Browns Predicted to Pick Up Option on $13 Million DB, Former 1st-Rounder
The Cleveland Browns don’t just need to worry about adding talent this offseason, they also need to figure out how to keep all the quality players already on the roster.
One such player is former first-round pick Greg Newsome II. The cornerback will play on the fourth and final year of his $13 million rookie contract in 2024. However, the Browns can exercise his fifth-year option, which would keep Newsome locked in through 2025.
Over The Cap projects that decision will cost the Browns $12.17 million for the 2025 campaign alone. That isn’t a massive number as far as NFL salaries go, but it is more strenuous for Cleveland given the team’s salary cap situation over the next several years.

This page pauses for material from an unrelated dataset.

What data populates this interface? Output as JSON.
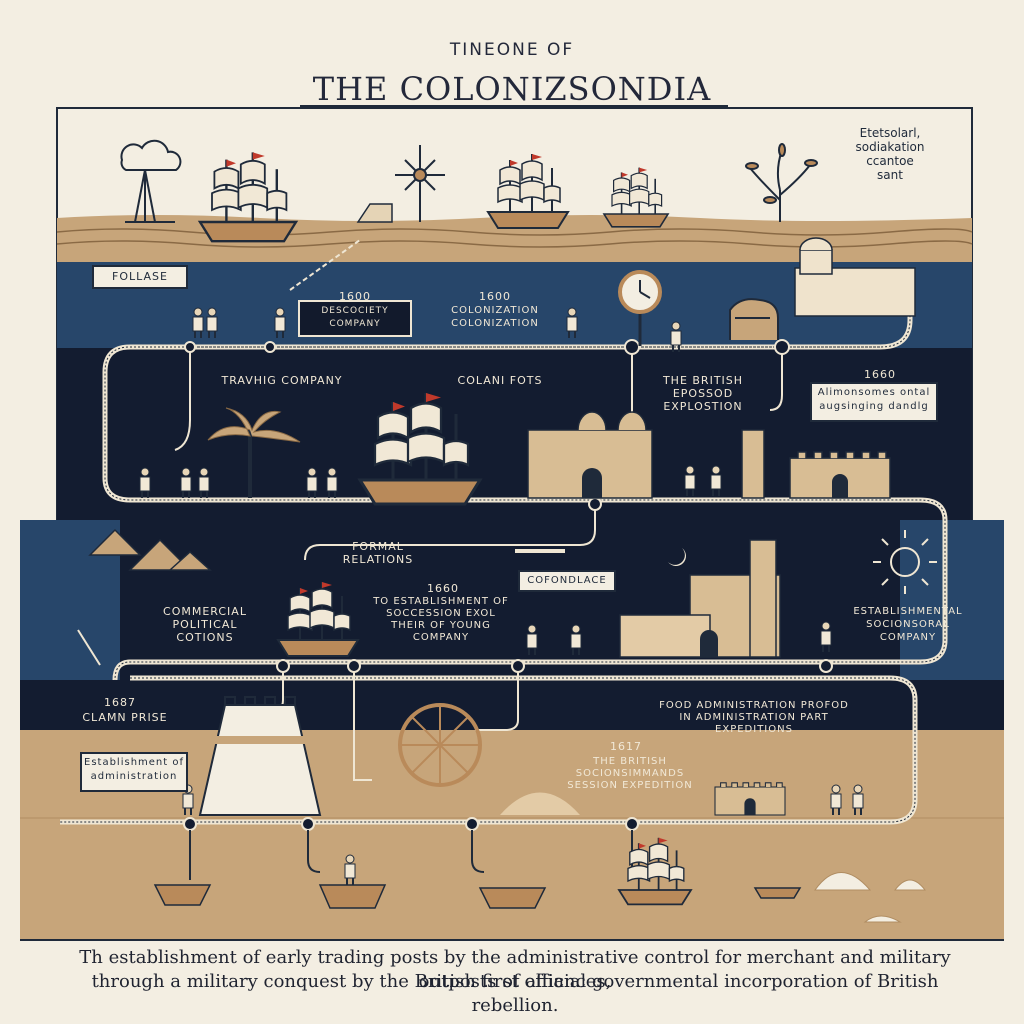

Jacob Roach of USA Today’s Browns Wire predicted that the team will exercise that option, despite its failure to represent an ideal financial situation.

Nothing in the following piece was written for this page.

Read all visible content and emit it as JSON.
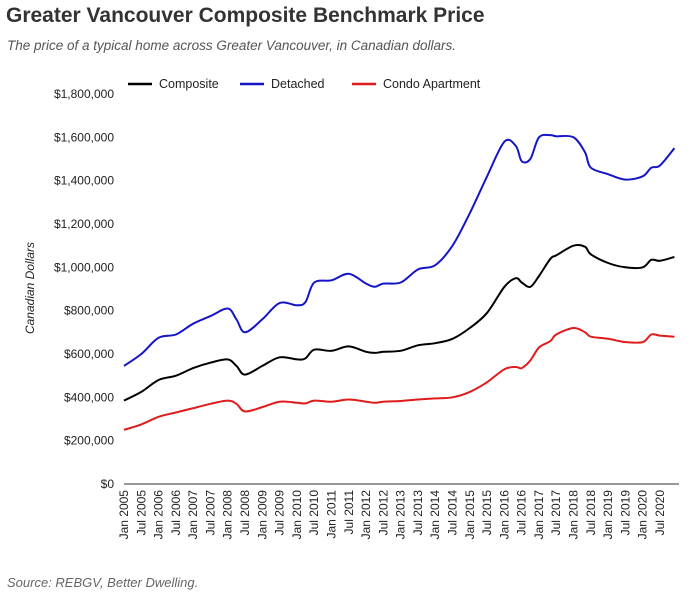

“When talking about picking up his fifth-year option, you have to ask yourself if you want to extend him long-term. … Newsome isn’t an awful player, but he isn’t a player you want to pay more than $10 million per year,” Roach wrote on Monday, February 5. “In the end, the Browns will pick up his fifth-year option because you can never have enough corners, and he is still a good player even if he has not hit his highest level.”
Cleveland has until May 2 to make the decision on Newsome’s option.

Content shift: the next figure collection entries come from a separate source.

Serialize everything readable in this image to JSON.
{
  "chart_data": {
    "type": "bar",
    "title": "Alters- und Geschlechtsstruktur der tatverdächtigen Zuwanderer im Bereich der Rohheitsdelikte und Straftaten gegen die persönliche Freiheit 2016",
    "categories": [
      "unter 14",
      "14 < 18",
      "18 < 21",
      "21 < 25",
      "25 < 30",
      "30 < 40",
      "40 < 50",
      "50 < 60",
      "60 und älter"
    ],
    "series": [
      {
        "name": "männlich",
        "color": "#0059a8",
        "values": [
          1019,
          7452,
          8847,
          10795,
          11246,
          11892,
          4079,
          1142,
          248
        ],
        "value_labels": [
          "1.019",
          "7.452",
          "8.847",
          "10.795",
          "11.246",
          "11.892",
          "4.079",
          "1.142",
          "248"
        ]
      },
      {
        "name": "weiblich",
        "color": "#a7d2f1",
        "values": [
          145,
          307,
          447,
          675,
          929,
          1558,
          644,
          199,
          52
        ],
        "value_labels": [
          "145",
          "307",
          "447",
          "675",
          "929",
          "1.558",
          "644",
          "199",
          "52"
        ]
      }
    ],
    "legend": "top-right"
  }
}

Greg Newsome Had Career Year for Browns in 2023
Newsome had a solid year in 2023, posting career-highs in tackles (49), pass breakups (14), tackles for loss (4), interceptions (2) and defensive touchdowns (1).
He allowed opposing quarterbacks a collective completion percentage of 56.7% and a collective rating of 74.8 across 67 targets in coverage, per Pro Football Reference. Both of those figures were also career-bests.
Pro Football Focus rated Newsome the 56th best cornerback out of 127 players who saw enough snaps to qualify at the position. Newsome’s rush defense was his greatest liability, per the website’s advanced analytics formulas.
Newsome appeared in 14 of 17 regular-season games for the Browns last season, earning 13 starts. The defense finished No. 1 in total yardage surrendered in 2023.
Browns Face Tough Financial Realities Over Next Several Years
For the next few offseasons, every discussion about extensions or free agency in Cleveland is going to boil down to salary cap space.
The Browns are currently $20.6 million in the red in regards to the 2024 cap sheet, though the team is going to roll over roughly $30 million from 2023. Even still, Deshaun Watson’s cap hit is set to spike to $64 million this season and remain there through the life of his contract, which ends in 2026. The team is also dead set on keeping wide receiver Amari Cooper following the fifth Pro-Bowl campaign of his career, which means another $24 million in space spoken for next season.
Cleveland can rework Watson’s deal and push money off into the future in the form of a dead cap hit, though general manager Andrew Berry told Zack Jackson of The Athletic on February 1 that clearing up to $33 million in room by restructuring Watson’s deal isn’t necessarily the plan moving forward.
“I’ll be honest, I’m not there yet,” Berry told Jackson. “It’s not a necessity (to lower that), but it just kind of depends on how we put the plan together.”
However the Browns choose to proceed, good players like Newsome and running back Nick Chubb may need to take less money in the future or face a cut or trade scenario.